Care Plan Adherence: User-friendly, configurable and customizable checklists can be a great way to embrace automation and create a bigger impact without any associated cost escalation. In addition, system assistance in flagging certain interventions as inconsistent with care goals can vary intervention time intervals and alignment with evolving care guidelines by highlighting deviations may reduce the provider burden. This would shift the focus from discovery to action, optimizing the entire care value chain.
New Safety Procedures: With the pandemic, the awareness and seriousness toward safety procedures have probably covered more distance than they did in the last two decades. As we step into the future, payer and provider organizations will tighten the controls to ensure that the benchmarks are maintained. As patients follow the basic pre-visit instructions today, the list will grow, and patients might require assistance in following those and still spend as little time at the care facilities as possible.
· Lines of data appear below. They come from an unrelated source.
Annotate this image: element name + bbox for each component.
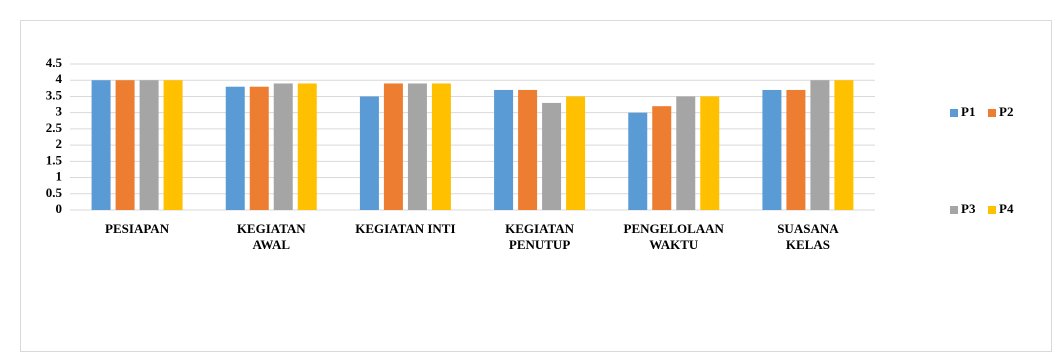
bar: [542, 102, 562, 210]
bar: [518, 89, 538, 210]
legend-swatch: [988, 109, 996, 117]
bar: [91, 80, 111, 210]
y-tick-label: 1.5: [46, 152, 63, 167]
y-tick-label: 2: [56, 136, 63, 151]
bar: [407, 83, 427, 210]
bar: [359, 96, 379, 210]
bar: [225, 86, 245, 210]
bar: [249, 86, 269, 210]
bar: [273, 83, 293, 210]
x-tick-label: KEGIATAN PENUTUP: [505, 221, 574, 252]
legend-label: P4: [999, 201, 1014, 216]
y-tick-label: 1: [56, 169, 63, 184]
chart-frame: [20, 20, 1052, 352]
legend-swatch: [988, 206, 996, 214]
bar: [786, 89, 806, 210]
bar: [163, 80, 183, 210]
bar: [115, 80, 135, 210]
bar: [628, 112, 648, 210]
legend-label: P2: [999, 104, 1013, 119]
bar: [566, 96, 586, 210]
legend-swatch: [950, 109, 958, 117]
x-tick-label: PENGELOLAAN WAKTU: [623, 221, 724, 252]
x-tick-label: KEGIATAN INTI: [355, 221, 456, 236]
legend-label: P1: [961, 104, 975, 119]
x-tick-label: KEGIATAN AWAL: [236, 221, 306, 252]
bar: [494, 89, 514, 210]
bar: [762, 89, 782, 210]
x-tick-label: SUASANA KELAS: [777, 221, 839, 252]
bar: [652, 106, 672, 210]
bar: [676, 96, 696, 210]
bar: [139, 80, 159, 210]
bar: [810, 80, 830, 210]
bar: [431, 83, 451, 210]
bar: [700, 96, 720, 210]
y-tick-label: 2.5: [46, 120, 63, 135]
y-tick-label: 3: [56, 104, 63, 119]
y-tick-label: 0: [56, 201, 63, 216]
y-tick-label: 0.5: [46, 185, 63, 200]
x-tick-label: PESIAPAN: [105, 221, 170, 236]
bar: [297, 83, 317, 210]
legend-label: P3: [961, 201, 976, 216]
y-tick-label: 4.5: [46, 55, 63, 70]
legend-swatch: [950, 206, 958, 214]
bar: [383, 83, 403, 210]
y-tick-label: 4: [56, 71, 63, 86]
y-tick-label: 3.5: [46, 87, 63, 102]
bar: [834, 80, 854, 210]
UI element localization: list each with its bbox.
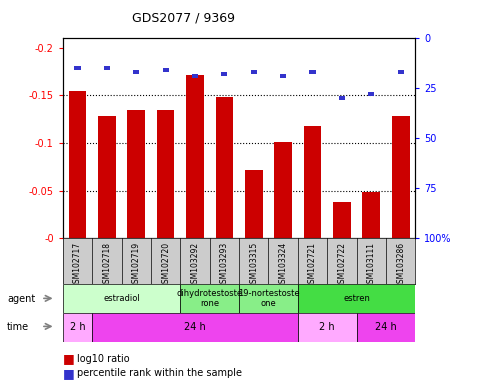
Text: percentile rank within the sample: percentile rank within the sample bbox=[77, 368, 242, 378]
Bar bbox=[163, 68, 169, 72]
Bar bbox=[128, 110, 145, 238]
Bar bbox=[186, 74, 204, 238]
Text: 19-nortestoste
one: 19-nortestoste one bbox=[238, 289, 299, 308]
Bar bbox=[98, 116, 116, 238]
Bar bbox=[239, 284, 298, 313]
Bar bbox=[368, 93, 374, 96]
Text: estradiol: estradiol bbox=[103, 294, 140, 303]
Bar bbox=[245, 170, 263, 238]
Bar bbox=[192, 74, 198, 78]
Text: 24 h: 24 h bbox=[375, 322, 397, 333]
Text: GSM103324: GSM103324 bbox=[279, 242, 288, 288]
Text: estren: estren bbox=[343, 294, 370, 303]
Bar bbox=[180, 284, 239, 313]
Text: GSM102720: GSM102720 bbox=[161, 242, 170, 288]
Bar bbox=[133, 70, 139, 74]
Bar bbox=[63, 284, 180, 313]
Text: 24 h: 24 h bbox=[184, 322, 206, 333]
Bar bbox=[280, 74, 286, 78]
Text: GSM102717: GSM102717 bbox=[73, 242, 82, 288]
Bar bbox=[92, 313, 298, 342]
Text: GDS2077 / 9369: GDS2077 / 9369 bbox=[132, 12, 235, 25]
Text: 2 h: 2 h bbox=[319, 322, 335, 333]
Text: time: time bbox=[7, 322, 29, 332]
Bar bbox=[310, 70, 315, 74]
Bar bbox=[251, 70, 257, 74]
Text: GSM103293: GSM103293 bbox=[220, 242, 229, 288]
Text: GSM103111: GSM103111 bbox=[367, 242, 376, 288]
Bar bbox=[333, 202, 351, 238]
Bar bbox=[157, 110, 174, 238]
Bar bbox=[74, 66, 81, 70]
Bar bbox=[398, 70, 404, 74]
Bar bbox=[356, 313, 415, 342]
Bar bbox=[362, 192, 380, 238]
Text: dihydrotestoste
rone: dihydrotestoste rone bbox=[177, 289, 243, 308]
Text: GSM103315: GSM103315 bbox=[249, 242, 258, 288]
Bar bbox=[215, 98, 233, 238]
Bar bbox=[304, 126, 321, 238]
Text: GSM103292: GSM103292 bbox=[190, 242, 199, 288]
Text: agent: agent bbox=[7, 294, 35, 304]
Text: GSM102721: GSM102721 bbox=[308, 242, 317, 288]
Bar bbox=[339, 96, 345, 100]
Bar bbox=[274, 142, 292, 238]
Bar bbox=[298, 284, 415, 313]
Text: ■: ■ bbox=[63, 367, 74, 380]
Text: GSM102719: GSM102719 bbox=[132, 242, 141, 288]
Text: 2 h: 2 h bbox=[70, 322, 85, 333]
Bar bbox=[221, 73, 227, 76]
Bar bbox=[298, 313, 356, 342]
Bar bbox=[63, 313, 92, 342]
Bar bbox=[392, 116, 410, 238]
Text: log10 ratio: log10 ratio bbox=[77, 354, 130, 364]
Text: ■: ■ bbox=[63, 353, 74, 366]
Text: GSM102718: GSM102718 bbox=[102, 242, 112, 288]
Text: GSM103286: GSM103286 bbox=[396, 242, 405, 288]
Bar bbox=[69, 91, 86, 238]
Bar bbox=[104, 66, 110, 70]
Text: GSM102722: GSM102722 bbox=[338, 242, 346, 288]
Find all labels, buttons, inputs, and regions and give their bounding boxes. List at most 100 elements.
Clinical workflows may need to be relooked to avoid contradictions or efficiency loss as safety procedures become more stringent.
Mobile First Experience: Most patient-facing technologies such as patient engagement portals and apps were conceptualized to adhere to CMS regulations. A proactive effort from HIT developers to fulfil the needs of care providers would require the prime focus on creating ‘mobile-first experience s for patients. Such a synergy would reduce the distance between patients and the circle of wellness to foster exception-based interventions which would ease provider churn.
Automated Assistants: Medication regimen adherence, education, feedbacks, healthy lifestyle promotion etc., are some of the areas where patients could use a nudge to get back on track. The use of AI-powered virtual assistants enables care providers to cope with the shortage of healthcare providers and expand outreach. These automated assistants do so by taking charge of use cases that aren’t mission-critical. As HIT developers push the envelope of HIT design and development, they can help care providers unlock deeper and more meaningful engagement without human intervention to enrich the patient experience.
Patient engagement holds many opportunities for HIT developers to ease the operational burden of care providers. Cogent development strategies and time bound operations can help HIT developers tap into these possibilities.